La violence y est présente depuis le début, tout est noirceur, et l'environnement m'a fait fuir. Je ne suis plus capable - l'ai-je jamais vraiment été ? - de supporter cela.

Dans mes jeux, aussi, la violence tend à disparaître. Je ne veux plus de brutalité pour la brutalité. Certes, je joue à Warhammer ou Mordheim, des univers violents.


Mais ce sont, avant tout, des univers ludiques, des histoires "de pirates", c'est-à-dire que l'enfant y trouve son compte car elles ne font pas peur. La violence n'y est pas gratuite, elle est contextualisée, et on ne se blesse pas pour de vrai. Dans certains romans, et je cite encore la Compagnie Noire, il m'a semblé ressentir une complaisance pour la violence. C'est cela que j'évite.

Ce que je dis des livres et des jeux, je le dis aussi des films. J'ai vu, il y a longtemps, Orange Mécanique, de Stanley Kubrick.
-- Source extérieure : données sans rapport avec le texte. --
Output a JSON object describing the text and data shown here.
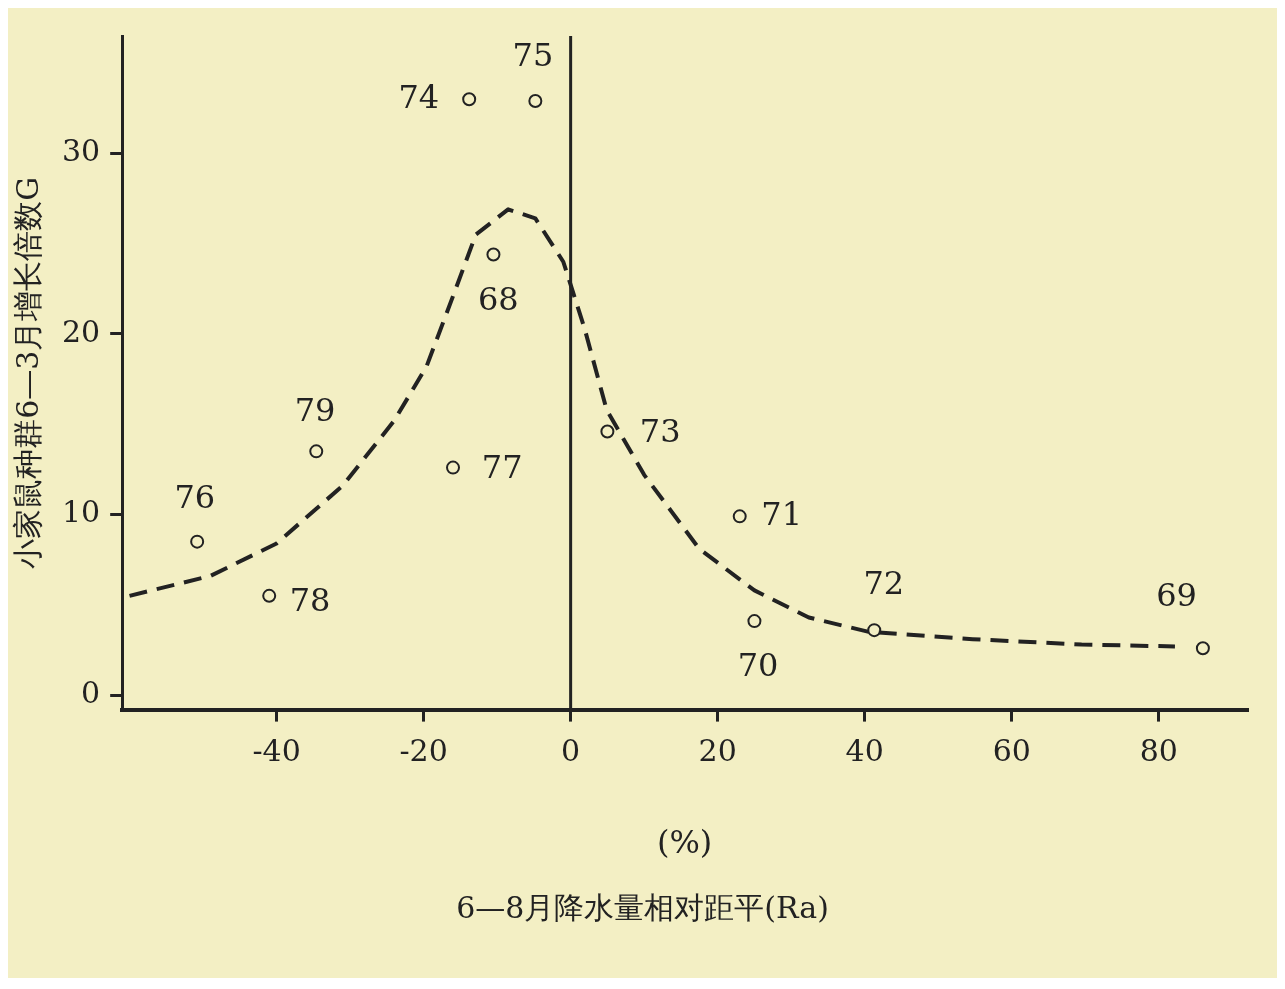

Je ne crois pas que je serais capable de le revoir maintenant.

Je peux paraître un bisounours. Soit, j'assume. Le monde réel est assez violent en soi pour qu'il me paraisse inutile d'aller chercher la violence dans l'imaginaire d'un livre, d'un jeu ou d'un film. Alors, pourquoi le font-ils ? Pourquoi des auteurs et autrices vont-ils remuer la vase pour faire remonter la violence dans leurs œuvres ? J'imagine qu'il s'agit d'un exutoire pour toute la violence que la vie a implantée en eux. Je reçois de la violence et, comme les coups, je la rends. C'est peut-être une colère qui s'exprime par l'art pour ne pas s'exprimer en réalité. Il y a sans doute d'autres raisons.

Je ferais plutôt le choix de reléguer cette violence derrière un voile de douceur, de la compenser par la douceur. De proposer autre chose, en alternative. Puisque le monde est violent, rendons-le doux. Certes, je ne porte pas de colère en moi. La vie ne m'a pas donné de raisons d'exprimer de la colère et de la violence. Je ne peux sans doute pas comprendre les raisons qui poussent à injecter de la violence dans l'art. J'en appelle simplement à ce qui me paraît, tout de même, un peu de bon sens. La violence ne guérit pas de la violence. La douceur, la bonté, la bienveillance, l'amour, si. 

21 décembre 2025

Harmonie

Cette nuit, j'ai cessé de dormir.
Alors je me suis levé.
Et au détour de cet égarement,
Je me suis rencontré.
J'étais là, au bord du chemin, assis.
Je m'attendais.
Tu en as mis du temps.
Je suis parti depuis longtemps
Mais d'un pas lent.
Cheminons ensemble, veux-tu ?
D'accord, mais en musique.
Choisis un CD.
Cette nuit, insomnie rime avec harmonie.